Der ehemalige Bundesligaspieler von Hannover 96 benennt auch den Knackpunkt dafür, warum die Düsseldorfer seit dem glücklichen 1:0 über Darmstadt 98 Mitte Oktober nur noch drei Tore zustande brachten. Eines davon per Elfmeter gegen Heidenheim, eines per Gastgeschenk nach einer verunglückten Torwartrückgabe des Dresdener Außenverteidigers Paul Seguin.

„Wir haben stets viel Ballbesitz, spielen aber kaum Chancen heraus. Im Spiel nach vorn fehlen derzeit Feuer und Klarheit“, kritisiert André Hoffmann. „In der zweiten Halbzeit ist uns gegen Dresden der Glaube an die Wende abhanden gekommen. Das darf uns nicht noch einmal so passieren“, fügte Kapitän Oliver Fink an.

Ex-Schalker Sobottka kehrt zurück

Es kamen kaum brauchbare Flanken von den Außenpositionen.
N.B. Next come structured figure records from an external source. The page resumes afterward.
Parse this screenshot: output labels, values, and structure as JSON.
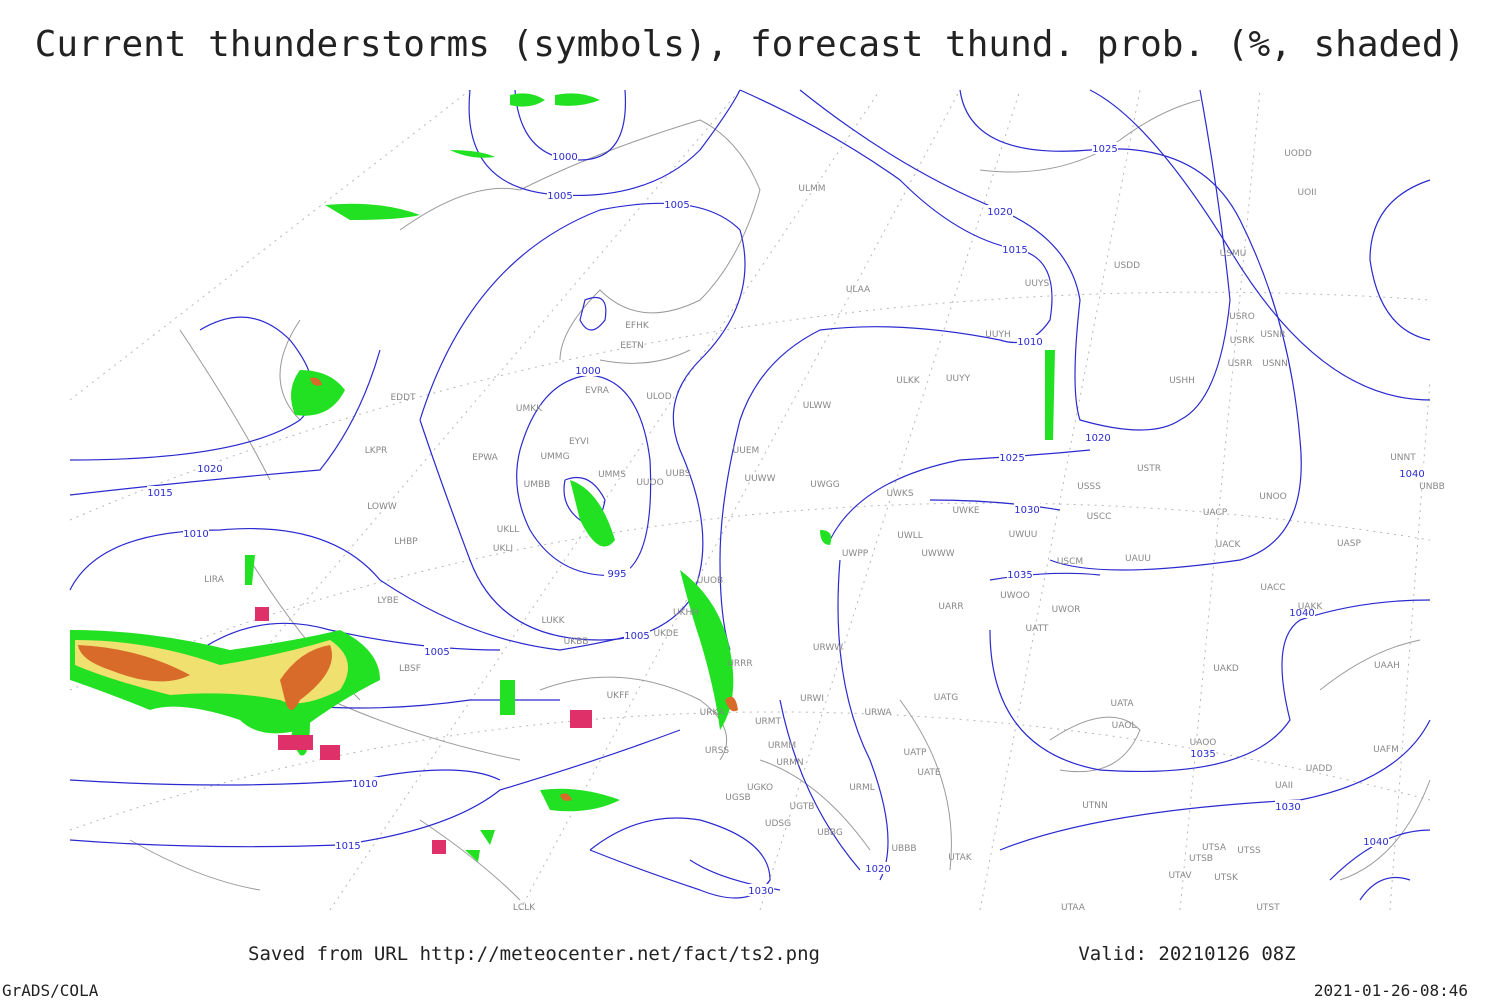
{
  "title": "Current thunderstorms (symbols), forecast thund. prob. (%, shaded)",
  "footer": {
    "saved": "Saved from URL http://meteocenter.net/fact/ts2.png",
    "valid": "Valid: 20210126 08Z",
    "software": "GrADS/COLA",
    "timestamp": "2021-01-26-08:46"
  },
  "isobar_labels": [
    "1000",
    "1005",
    "1005",
    "1025",
    "1020",
    "1015",
    "1010",
    "1020",
    "1000",
    "995",
    "1005",
    "1005",
    "1020",
    "1015",
    "1010",
    "1010",
    "1015",
    "1025",
    "1030",
    "1035",
    "1040",
    "1035",
    "1030",
    "1040",
    "1040",
    "1030",
    "1020"
  ],
  "stations": [
    "ULMM",
    "ULAA",
    "UUYS",
    "UUYH",
    "ULKK",
    "UUYY",
    "ULWW",
    "UUEM",
    "UUWW",
    "UWGG",
    "UWKS",
    "UWKE",
    "USSS",
    "USTR",
    "USCC",
    "UACP",
    "UNOO",
    "UNNT",
    "UNBB",
    "EFHK",
    "EETN",
    "EVRA",
    "ULOD",
    "UMKK",
    "EPWA",
    "LKPR",
    "EDDT",
    "LOWW",
    "LHBP",
    "LIRA",
    "LYBE",
    "UKBB",
    "LUKK",
    "UMMG",
    "EYVI",
    "UMMS",
    "UUOO",
    "UUBS",
    "UMBB",
    "UKLL",
    "UKLI",
    "UUOB",
    "UKDE",
    "UKHH",
    "URRR",
    "UKFF",
    "URKA",
    "URMT",
    "URMM",
    "URSS",
    "URMN",
    "UGSB",
    "UGKO",
    "UGTB",
    "UDSG",
    "UBBG",
    "UBBB",
    "UTAK",
    "URML",
    "UATG",
    "UATT",
    "UARR",
    "UWOO",
    "UWOR",
    "UATA",
    "UAOL",
    "UAOO",
    "UAII",
    "UTNN",
    "UTSA",
    "UTSB",
    "UTSS",
    "UTAV",
    "UTSK",
    "UTAA",
    "UTST",
    "UAFM",
    "UADD",
    "UAAH",
    "UAKD",
    "UACC",
    "UAKK",
    "UASP",
    "UACK",
    "USCM",
    "UAUU",
    "UWPP",
    "UWLL",
    "UWWW",
    "UWUU",
    "URWW",
    "URWA",
    "URWI",
    "UATE",
    "UATP",
    "UODD",
    "UOII",
    "USDD",
    "USMU",
    "USRO",
    "USRK",
    "USNR",
    "USNN",
    "USRR",
    "USHH",
    "LBSF",
    "LCLK"
  ]
}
Ideen und Impulse aus dem defensiven Mittelfeld, das mit den beiden ehemaligen Schalker Bundesligaspielern Kaan Ayhan und Lukas Schmitz prominent besetzt schien, blieben weitgehend aus.

Zum Topspiel in Kiel am Samstag kehrt ein weiterer früherer Schalker ins defensive Mittelfeld zurück: Marcel Sobottka, ein Leistungsträger, hat seine Gelb-Sperre abgesessen. Auf seinen Lieblingspartner, Gladbachs Leihgabe Florian Neuhaus, muss Sobottka wegen einer Dreispielesperre erneut verzichten.